Servin-Rojas Maximiliano, Bolm Louisa, Lillemoe Keith D, Fong Zhi Ven, Narayan Raja R, Fernández-Del Castillo Carlos, Qadan Motaz
Department of Surgery, Massachusetts General Hospital, Boston, Massachusetts.
Department of Surgery, Massachusetts General Hospital, Boston, Massachusetts.
J Surg Res. 2025 Mar;307:33-41. doi: 10.1016/j.jss.2025.01.007. Epub 2025 Feb 18.
Obtaining a preoperative histological diagnosis in patients with resectable pancreatic disease has traditionally not been routinely sought, citing concerns in biopsy-associated complications, and risk of tumor seeding. We sought to determine if preoperative biopsy was associated with worse outcomes, including overall survival (OS).
This was a retrospective analysis of the National Cancer Database including adult patients with clinical stage I-III pancreatic ductal adenocarcinoma who underwent upfront surgical resection. Univariate and multivariable analyses were conducted to determine if undergoing a preoperative biopsy was associated with impaired OS, increased 30-d readmissions, or delayed return to intended oncologic therapy (RIOT), defined by receipt of adjuvant therapy.
A total of 19,361 patients underwent upfront resection, of whom 11,038 (57%) underwent preoperative biopsy. Patients were more likely to undergo a preoperative biopsy if they were Black (11% versus 9%, P = 0.003), privately insured (34% versus 32%, P < 0.001), treated at academic facilities (58% versus 56%, P < 0.001), had tail tumors (14% versus 13%, P = 0.006), and were clinical stage II (44% versus 40%, P < 0.001). There was no difference in median OS between groups (23.0 mos versus 23.5 mos, P = 0.21). In multivariable analysis, preoperative biopsy did not predict OS, 30-d readmissions, or RIOT.
Preoperative biopsy was conducted in 57% of patients undergoing upfront resection and was not associated with impaired OS. Although surgical complications could not be evaluated, there were no differences in 30-d readmissions or RIOT. Preoperative biopsy appears oncologically safe and may help ensure an accurate diagnosis before pancreatectomy.
对于可切除胰腺疾病患者,传统上并不常规寻求术前组织学诊断,理由是担心活检相关并发症以及肿瘤播散风险。我们试图确定术前活检是否与更差的预后相关,包括总生存期(OS)。
这是一项对国家癌症数据库的回顾性分析,纳入了接受 upfront 手术切除的临床 I - III 期胰腺导管腺癌成年患者。进行单因素和多因素分析,以确定接受术前活检是否与 OS 受损、30 天再入院率增加或延迟恢复预期肿瘤治疗(RIOT,定义为接受辅助治疗)相关。
共有 19361 例患者接受了 upfront 切除,其中 11038 例(57%)接受了术前活检。

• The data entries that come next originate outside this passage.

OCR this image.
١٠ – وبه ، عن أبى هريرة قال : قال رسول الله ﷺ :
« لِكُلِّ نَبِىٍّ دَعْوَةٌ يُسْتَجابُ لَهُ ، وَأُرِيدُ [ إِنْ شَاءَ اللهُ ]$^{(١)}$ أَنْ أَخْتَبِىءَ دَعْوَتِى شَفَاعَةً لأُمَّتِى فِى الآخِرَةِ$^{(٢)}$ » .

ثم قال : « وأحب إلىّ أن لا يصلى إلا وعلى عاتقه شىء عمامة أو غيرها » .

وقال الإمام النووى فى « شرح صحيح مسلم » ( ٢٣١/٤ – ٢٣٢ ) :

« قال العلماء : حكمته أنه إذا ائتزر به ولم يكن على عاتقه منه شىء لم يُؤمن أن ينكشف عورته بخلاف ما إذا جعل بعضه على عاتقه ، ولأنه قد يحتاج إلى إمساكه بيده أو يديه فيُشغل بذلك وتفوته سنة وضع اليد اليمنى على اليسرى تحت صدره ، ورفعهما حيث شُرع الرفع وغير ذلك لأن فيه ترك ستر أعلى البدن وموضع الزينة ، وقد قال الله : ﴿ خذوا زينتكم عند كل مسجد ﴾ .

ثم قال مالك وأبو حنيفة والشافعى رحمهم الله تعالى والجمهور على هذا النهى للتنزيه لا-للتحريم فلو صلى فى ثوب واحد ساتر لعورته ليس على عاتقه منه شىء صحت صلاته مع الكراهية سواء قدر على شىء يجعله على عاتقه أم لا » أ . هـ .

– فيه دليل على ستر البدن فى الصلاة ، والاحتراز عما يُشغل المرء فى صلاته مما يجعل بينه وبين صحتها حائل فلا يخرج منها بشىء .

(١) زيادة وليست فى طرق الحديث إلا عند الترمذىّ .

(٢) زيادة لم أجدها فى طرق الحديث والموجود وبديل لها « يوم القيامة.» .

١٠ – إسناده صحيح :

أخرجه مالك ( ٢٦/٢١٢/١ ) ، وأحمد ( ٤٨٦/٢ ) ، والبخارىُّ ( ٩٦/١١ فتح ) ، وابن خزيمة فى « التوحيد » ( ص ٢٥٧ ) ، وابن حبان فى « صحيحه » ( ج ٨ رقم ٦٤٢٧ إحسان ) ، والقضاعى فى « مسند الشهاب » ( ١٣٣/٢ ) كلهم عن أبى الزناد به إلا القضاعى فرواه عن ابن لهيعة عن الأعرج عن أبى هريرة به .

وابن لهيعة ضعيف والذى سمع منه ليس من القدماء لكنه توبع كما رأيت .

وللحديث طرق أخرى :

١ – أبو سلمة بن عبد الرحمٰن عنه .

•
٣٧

如果患者为黑人(11%对 9%,P = 0.003)、有私人保险(34%对 32%,P < 0.001)、在学术机构接受治疗(58%对 56%,P < 0.001)、患有胰尾肿瘤(14%对 13%,P = 0.006)以及处于临床 II 期(44%对 40%,P < 0.001),则更有可能接受术前活检。两组之间的中位 OS 无差异(23.0 个月对 23.5 个月,P = 0.21)。在多因素分析中,术前活检不能预测 OS、30 天再入院率或 RIOT。
57%接受 upfront 切除的患者进行了术前活检,且与 OS 受损无关。尽管无法评估手术并发症,但 30 天再入院率或 RIOT 并无差异。术前活检在肿瘤学上似乎是安全的,并且可能有助于在胰腺切除术前确保准确诊断。